Balıkesir’in Havran ilçesi Kozcaz mevkiinde, Türkiye de ilk defa bakır molipten üretecek olan madenin açılışını, Enerji ve Tabii Kaynaklar Bakanı Taner Yıldız yaptı.
Kaz Dağları’nın eteklerinde bulunan Kozcaz mevkiinde bulunan bakır madeninin açılış törenine katılan Enerji ve Tabii Kaynaklar Bakanı Taner Yıldız, bölgede zeytin ağaçlarının sayısına dikkat çekti ve madenlerin, orman ve tarım arazilerine zarar getirmediğini vurguladı. Açılış törenine, Bakan Taner Yıldız, Balıkesir Valisi Ahmet Turhan, MTA Genel Genel Müdürü Mehmet Üzer, Balıkesir Milletvekilleri Ali Aydınlıoğlu, Tülay Pabuşçu, Edremit Kaymakamı Abdülhamit Erguvan, Havran Kaymakamı Yasin Öztürk, Balıkesir Büyükşehir Belediye Başkanı Ahmet Edip Uğur, Havran Belediye Başkanı Emin Ersoy, Burhaniye Belediye Başkanı Necdet Uysal, Balıkesir Büyükşehir Belediyesi Kültür Sanat Danışmanı ve Sanatçı İsmail Özkan, Havran Belediye Başkan Yardımcısı Hüseyin Asarlı ve çok sayıda davetli katıldı.
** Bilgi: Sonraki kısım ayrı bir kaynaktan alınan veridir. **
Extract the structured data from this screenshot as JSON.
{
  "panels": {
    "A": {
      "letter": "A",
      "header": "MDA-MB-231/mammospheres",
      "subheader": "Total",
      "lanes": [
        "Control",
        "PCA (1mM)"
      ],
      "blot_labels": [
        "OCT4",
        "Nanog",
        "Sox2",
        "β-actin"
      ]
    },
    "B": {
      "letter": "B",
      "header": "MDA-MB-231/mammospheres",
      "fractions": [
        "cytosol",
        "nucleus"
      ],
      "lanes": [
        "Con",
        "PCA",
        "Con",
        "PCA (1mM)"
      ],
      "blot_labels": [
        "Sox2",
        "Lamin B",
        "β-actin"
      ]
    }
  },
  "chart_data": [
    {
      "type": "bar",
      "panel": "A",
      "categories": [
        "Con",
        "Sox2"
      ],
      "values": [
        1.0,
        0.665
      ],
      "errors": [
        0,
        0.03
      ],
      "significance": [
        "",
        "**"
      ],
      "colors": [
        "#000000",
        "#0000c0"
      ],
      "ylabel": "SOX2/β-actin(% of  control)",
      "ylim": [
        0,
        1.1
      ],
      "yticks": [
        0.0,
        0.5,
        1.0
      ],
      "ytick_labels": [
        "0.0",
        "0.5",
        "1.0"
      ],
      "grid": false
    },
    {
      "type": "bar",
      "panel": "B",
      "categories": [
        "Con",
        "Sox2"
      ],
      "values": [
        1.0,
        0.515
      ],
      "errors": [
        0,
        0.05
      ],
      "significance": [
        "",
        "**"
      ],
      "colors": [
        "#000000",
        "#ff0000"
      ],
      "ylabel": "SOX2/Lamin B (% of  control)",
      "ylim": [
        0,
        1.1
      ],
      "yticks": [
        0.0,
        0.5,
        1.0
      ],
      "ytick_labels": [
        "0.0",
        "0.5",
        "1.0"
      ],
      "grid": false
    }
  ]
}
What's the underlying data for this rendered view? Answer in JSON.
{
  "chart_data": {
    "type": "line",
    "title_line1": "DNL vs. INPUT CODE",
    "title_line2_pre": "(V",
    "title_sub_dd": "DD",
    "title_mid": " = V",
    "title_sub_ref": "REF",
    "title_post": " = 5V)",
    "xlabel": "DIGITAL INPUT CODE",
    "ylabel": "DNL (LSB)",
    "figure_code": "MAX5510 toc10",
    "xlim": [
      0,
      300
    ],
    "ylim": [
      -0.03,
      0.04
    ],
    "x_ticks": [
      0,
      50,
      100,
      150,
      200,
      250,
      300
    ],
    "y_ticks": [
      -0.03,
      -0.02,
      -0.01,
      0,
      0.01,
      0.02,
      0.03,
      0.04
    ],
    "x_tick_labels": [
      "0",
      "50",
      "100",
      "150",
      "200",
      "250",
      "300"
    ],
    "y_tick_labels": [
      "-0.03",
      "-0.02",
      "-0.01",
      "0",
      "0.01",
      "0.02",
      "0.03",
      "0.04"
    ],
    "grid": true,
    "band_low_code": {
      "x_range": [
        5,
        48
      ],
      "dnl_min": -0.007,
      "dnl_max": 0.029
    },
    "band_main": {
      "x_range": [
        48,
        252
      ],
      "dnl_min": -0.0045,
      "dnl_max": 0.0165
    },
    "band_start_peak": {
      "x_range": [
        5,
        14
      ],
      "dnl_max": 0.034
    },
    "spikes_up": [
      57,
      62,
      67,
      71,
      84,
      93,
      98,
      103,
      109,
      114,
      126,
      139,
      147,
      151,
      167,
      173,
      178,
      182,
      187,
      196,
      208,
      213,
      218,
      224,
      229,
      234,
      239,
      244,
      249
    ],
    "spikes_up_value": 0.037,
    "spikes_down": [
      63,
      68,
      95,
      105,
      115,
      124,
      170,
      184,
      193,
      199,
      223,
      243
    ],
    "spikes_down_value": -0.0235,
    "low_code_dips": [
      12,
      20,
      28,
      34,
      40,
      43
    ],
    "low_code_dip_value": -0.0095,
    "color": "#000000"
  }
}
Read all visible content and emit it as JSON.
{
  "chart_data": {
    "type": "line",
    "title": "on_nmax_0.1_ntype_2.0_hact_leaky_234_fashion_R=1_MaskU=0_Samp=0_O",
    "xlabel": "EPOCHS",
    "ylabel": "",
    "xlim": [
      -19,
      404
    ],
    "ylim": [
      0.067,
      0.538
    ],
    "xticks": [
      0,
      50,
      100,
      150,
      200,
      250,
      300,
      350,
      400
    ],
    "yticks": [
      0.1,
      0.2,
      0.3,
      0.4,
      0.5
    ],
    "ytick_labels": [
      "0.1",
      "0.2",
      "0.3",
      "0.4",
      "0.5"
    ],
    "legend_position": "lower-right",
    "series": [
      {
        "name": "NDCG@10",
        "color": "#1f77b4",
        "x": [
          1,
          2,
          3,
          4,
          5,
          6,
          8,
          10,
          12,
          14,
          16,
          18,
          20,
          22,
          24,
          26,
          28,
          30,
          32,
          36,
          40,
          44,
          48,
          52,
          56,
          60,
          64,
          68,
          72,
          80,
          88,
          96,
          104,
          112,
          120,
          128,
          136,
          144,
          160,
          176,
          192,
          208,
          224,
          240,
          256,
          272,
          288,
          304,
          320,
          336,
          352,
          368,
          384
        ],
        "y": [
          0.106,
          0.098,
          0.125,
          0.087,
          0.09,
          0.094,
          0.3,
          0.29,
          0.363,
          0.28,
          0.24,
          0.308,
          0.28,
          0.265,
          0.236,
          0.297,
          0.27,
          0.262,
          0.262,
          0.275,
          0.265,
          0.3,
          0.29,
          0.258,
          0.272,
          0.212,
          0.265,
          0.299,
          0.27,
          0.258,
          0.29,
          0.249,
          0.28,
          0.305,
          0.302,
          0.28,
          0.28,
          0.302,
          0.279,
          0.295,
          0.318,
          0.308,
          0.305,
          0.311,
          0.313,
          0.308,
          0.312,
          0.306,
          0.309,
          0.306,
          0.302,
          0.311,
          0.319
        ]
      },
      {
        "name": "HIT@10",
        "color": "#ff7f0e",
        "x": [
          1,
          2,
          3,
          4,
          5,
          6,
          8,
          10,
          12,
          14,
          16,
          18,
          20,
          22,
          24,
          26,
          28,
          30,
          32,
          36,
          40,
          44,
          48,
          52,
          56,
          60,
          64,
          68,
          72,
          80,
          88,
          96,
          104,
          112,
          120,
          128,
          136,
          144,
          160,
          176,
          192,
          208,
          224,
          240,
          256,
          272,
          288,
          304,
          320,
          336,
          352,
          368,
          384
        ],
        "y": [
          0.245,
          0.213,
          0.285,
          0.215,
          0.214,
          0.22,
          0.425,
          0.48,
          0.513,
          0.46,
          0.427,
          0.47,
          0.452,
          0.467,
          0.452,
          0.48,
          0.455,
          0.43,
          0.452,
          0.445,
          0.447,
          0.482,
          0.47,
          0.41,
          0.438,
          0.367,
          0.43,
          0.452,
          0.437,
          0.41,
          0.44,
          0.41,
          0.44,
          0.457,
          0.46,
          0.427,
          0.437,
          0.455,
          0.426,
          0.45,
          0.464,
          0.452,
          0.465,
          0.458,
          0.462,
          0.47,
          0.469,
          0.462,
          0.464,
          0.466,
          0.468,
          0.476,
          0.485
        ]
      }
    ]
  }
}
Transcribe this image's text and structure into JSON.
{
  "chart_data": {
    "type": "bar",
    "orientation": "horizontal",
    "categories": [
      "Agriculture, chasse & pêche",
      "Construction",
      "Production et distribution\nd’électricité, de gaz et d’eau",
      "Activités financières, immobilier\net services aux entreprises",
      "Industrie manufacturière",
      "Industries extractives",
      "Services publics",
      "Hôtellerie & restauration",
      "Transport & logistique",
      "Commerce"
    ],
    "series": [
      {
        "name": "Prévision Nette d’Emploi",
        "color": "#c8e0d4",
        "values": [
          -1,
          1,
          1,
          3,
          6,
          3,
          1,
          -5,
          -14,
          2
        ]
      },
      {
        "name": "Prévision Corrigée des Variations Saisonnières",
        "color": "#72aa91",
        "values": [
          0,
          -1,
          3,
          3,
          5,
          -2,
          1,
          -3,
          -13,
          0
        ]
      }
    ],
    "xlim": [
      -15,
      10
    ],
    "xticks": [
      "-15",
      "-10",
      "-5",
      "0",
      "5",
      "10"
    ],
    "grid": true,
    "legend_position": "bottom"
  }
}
Açılış töreninde ilk konuşmayı, Özdoğu Madencilik Kuzey Ege İşletmeleri Limited Şirketi Genel Müdürü ve Yönetim Kurulu Başkan Yardımcısı Murat Kavak yaptı. Murat Kavak, yaptığı açıklamada, “Yaklaşık bin 439 hektar alanda maden işletme ruhsatı alan şirketimiz burada 17 milyon ton bakır molipden cevheri çıkarmayı hedefliyor. Madencilik, oluşturduğu yüksek katma değer ile toplumların refah düzeyini doğrudan etkilerken; sağladığı ham madde, ihtiyaç duyduğu mal ve hizmetler ile sanayi ve hizmet sektörlerinin gelişmesini temin etmektedir. Bugünün gelişmiş sanayi ülkelerinin hemen hepsinde madencilik sektörü, ekonomik kalkınmayı başlatan öncü sektör görevini üstlenmektedir.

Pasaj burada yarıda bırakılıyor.